Tradisi unik di KEPUTIHAN

Di tengah kemajuan Kabupaten Cirebon, sekelompok masyarakat setempat masih tetap mempertahankan tradisi leluhur. Mereka tinggal di dusun Keputihan desa Kertasari Kecamatan Weru, dengan wilayah seluas 4 hektare. Di sana tinggal sebanyak 23 KK. Selain bertani, mereka juga menjadi perajut net dan pengrajin rotan.
Tradisi leluhur yang masih dipertahankan warga adalah tidak mau membangun rumah dengan menggunakan bahan yang mengandung unsur tanah, seperti genteng dan batu-bata. Salah seorang warga, mbah Samiaji menuturkan, hal itu berarti penghuni rumah hidup di bawah atau dikelilingi tanah. Sedangkan warga berkeyakinan bahwa hanya orang yang telah meninggal saja yang hidup di dalam tanah. Dengan demikian seluruh rumah di wilayah tersebut, menggunakan atap daun dan dinding dari anyaman bambu.
Aturan ini bersifat mengikat, termasuk bagi pendatang. Asmuni warga desa Karangsari yang menetap di sana setelah menikahi warga setempat, merasa tidak masalah untuk mengikuti tradisi tersebut. Kemudian istrinya Rohmah menceritakan, beberapa tahun lalu pernah ada warga pendatang yang berani membangun rumah dengan menggunakan atap genting, dan tak lama sesudah itu, salah seorang anggota keluarganya menderita sakit hingga akhirnya meninggal dunia.
Kondisi ini tentu saja membuat warga takut untuk melanggar aturan tersebut. Kedua anak Asmuni juga tidak merasa terasing, bahkan tidak ada masalah bermain dengan teman – teman sebayanya, yang bukan warga Keputihan. Salah seorang putranya, Nurohman (11 tahun) justru merasa lebih kerasan tinggal di dalam rumahnya yang sederhana, daripada tinggal di rumah keluarga ayahnya di Karangsari, meskipun lebih permanen.
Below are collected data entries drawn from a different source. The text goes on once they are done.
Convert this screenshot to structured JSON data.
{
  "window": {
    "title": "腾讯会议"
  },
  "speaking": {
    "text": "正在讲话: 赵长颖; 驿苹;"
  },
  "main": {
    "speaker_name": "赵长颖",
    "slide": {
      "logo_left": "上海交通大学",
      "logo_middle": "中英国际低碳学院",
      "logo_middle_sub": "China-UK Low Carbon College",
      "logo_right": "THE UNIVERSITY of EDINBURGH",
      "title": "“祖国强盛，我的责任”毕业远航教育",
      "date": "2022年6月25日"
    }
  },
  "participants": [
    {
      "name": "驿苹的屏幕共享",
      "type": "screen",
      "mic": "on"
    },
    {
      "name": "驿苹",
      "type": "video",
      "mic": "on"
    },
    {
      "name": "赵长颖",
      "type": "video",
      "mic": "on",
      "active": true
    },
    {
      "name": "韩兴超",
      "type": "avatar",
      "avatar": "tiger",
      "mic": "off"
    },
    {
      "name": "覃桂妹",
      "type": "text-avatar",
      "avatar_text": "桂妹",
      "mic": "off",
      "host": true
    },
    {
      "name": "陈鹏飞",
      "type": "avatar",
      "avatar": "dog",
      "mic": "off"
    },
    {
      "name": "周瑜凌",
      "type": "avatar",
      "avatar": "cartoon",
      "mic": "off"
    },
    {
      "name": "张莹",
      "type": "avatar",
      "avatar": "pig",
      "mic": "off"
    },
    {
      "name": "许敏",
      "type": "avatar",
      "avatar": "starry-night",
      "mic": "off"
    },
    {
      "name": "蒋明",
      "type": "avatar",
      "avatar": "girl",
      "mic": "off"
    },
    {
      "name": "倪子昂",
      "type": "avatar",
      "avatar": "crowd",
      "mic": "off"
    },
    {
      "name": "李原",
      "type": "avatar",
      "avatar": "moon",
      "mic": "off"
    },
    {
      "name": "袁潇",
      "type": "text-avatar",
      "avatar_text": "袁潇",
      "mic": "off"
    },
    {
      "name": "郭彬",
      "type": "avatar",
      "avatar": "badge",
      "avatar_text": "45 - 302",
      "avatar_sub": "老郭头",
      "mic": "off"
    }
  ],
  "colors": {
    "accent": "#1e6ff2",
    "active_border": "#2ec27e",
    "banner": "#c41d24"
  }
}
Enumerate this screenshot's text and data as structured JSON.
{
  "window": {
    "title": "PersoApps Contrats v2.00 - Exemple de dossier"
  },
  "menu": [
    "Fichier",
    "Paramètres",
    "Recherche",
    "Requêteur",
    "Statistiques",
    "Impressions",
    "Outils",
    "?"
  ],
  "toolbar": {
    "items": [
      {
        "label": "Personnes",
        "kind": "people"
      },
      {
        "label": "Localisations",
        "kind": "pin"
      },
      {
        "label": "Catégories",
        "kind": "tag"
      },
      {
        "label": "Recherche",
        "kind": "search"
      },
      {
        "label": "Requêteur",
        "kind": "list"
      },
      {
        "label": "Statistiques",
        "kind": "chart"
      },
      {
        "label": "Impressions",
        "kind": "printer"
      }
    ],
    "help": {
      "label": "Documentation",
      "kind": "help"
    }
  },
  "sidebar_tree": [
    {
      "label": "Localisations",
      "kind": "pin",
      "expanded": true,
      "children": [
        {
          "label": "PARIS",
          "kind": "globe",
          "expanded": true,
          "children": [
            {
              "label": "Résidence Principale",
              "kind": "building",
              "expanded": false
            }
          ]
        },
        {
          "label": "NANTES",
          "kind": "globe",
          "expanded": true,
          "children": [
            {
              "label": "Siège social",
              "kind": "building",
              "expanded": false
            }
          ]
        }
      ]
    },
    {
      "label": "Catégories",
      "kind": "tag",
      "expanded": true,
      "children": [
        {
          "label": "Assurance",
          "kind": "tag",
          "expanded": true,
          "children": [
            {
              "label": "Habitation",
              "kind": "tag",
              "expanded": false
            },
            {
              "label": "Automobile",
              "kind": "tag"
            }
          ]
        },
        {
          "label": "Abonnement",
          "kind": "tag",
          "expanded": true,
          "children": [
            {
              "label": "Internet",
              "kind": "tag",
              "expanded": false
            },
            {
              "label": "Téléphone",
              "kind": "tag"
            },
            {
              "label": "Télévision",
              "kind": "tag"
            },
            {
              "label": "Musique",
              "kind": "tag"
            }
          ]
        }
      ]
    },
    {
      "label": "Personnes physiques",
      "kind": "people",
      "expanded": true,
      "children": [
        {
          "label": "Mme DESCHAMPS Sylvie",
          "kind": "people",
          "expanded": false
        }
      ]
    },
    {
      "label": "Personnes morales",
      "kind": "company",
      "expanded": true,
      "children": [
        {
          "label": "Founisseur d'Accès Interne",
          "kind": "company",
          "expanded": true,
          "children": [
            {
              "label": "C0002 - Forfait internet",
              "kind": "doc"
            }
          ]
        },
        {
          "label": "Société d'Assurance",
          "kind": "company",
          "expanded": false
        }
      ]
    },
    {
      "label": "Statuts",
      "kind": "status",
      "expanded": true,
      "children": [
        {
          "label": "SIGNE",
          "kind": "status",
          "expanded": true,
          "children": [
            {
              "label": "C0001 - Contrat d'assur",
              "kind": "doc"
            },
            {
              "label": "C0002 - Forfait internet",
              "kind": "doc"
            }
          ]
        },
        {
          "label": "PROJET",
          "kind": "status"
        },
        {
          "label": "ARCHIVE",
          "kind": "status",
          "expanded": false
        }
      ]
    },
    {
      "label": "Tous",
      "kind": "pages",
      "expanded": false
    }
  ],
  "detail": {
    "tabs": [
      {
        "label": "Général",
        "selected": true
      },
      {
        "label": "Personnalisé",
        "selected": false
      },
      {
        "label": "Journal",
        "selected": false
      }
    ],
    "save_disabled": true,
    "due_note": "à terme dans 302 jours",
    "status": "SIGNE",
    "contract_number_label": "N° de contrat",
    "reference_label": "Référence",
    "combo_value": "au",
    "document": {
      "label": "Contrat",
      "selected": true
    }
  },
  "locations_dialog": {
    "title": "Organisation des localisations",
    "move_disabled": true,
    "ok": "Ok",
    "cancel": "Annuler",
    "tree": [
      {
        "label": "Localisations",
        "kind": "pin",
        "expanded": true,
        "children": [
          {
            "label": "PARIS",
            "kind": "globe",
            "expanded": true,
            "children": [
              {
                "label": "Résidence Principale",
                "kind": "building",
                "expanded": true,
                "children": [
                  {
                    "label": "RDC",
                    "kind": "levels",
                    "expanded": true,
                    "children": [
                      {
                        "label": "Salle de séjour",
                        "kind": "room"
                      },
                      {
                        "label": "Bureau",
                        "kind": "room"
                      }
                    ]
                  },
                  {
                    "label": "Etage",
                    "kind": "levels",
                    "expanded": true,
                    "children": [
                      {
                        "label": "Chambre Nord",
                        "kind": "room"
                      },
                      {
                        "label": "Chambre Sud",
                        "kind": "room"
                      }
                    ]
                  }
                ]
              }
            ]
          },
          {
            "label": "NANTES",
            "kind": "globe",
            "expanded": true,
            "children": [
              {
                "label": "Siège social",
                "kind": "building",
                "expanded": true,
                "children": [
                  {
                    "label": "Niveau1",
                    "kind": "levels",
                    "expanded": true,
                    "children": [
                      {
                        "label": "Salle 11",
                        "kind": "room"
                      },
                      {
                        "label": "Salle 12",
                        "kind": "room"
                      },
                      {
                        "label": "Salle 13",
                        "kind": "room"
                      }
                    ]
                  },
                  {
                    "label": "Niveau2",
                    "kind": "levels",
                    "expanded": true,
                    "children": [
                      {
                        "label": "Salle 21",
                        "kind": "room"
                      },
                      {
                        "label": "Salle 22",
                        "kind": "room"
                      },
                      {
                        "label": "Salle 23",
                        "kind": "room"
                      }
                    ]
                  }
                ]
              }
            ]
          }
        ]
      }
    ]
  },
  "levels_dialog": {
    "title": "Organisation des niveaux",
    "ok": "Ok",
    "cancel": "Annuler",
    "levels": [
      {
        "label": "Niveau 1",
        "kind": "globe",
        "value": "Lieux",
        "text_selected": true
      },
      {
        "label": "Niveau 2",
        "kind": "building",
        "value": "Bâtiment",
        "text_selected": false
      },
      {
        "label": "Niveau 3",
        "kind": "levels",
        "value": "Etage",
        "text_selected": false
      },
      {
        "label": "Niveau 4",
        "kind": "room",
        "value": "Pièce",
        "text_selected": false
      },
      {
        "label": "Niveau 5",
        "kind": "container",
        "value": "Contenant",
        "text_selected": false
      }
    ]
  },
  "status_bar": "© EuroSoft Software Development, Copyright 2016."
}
Suasana kekeluargaan juga terasa kental antara warga yang masih memegang tradisi dengan sebagian besar warga lainnya di dusun keputihan.
Satu - satunya warga yang berani menentang tradisi setempat adalah Pak Sarmun. Meski istrinya meninggal dunia setahun setelah membangun rumah permanen di dusun keputihan, namun ia yakin dan percaya bahwa musibah datang semata-mata karena takdir Allah SWT, bukan karena tradisi yang dipegang sebagian warga di Keputihan. Sedikit pun ia tak percaya, jika kematian sang istri akibat kutukan atau memiliki kaitan dengan tradisi yang dipegang tetangga sekitar.
Di luar konteks kepercayaan tersebut, sebenarnya warga tidak sepenuhnya menolak modernisasi, terbukti beberapa diantaranya menyimpan radio dan televisi serta mempunyai kendaraan bermotor roda dua.
Konon nama Keputihan berasal dari kejadian aneh beberapa ratus tahun silam. Di tengah dusun ada sebuah sumur tua yang digunakan warga, untuk keperluan sehari – hari. Dari dasar sumur muncul tanah putih sebesar lingkaran payung. Air sumur yang awalnya berwarna coklat dan kehitam-hitaman, lalu berubah menjadi jernih. Sejak saat itulah, dusun tersebut dinamakan Keputihan.
Menurut Budayawan Cirebon, Ki Kartani, tradisi masyarakat di dusun Keputihan harus tetap dilestarikan sebagai salah satu khasanah budaya bangsa. Dengan catatan tidak menjadikan tradisi tersebut sebagai agama. Bahkan dapat menjadi objek wisata yang menarik, karena keunikan masyarakat dan tradisinya. Tapi tentunya membutuhkan partisipasi semua pihak, terutama pemerintah setempat.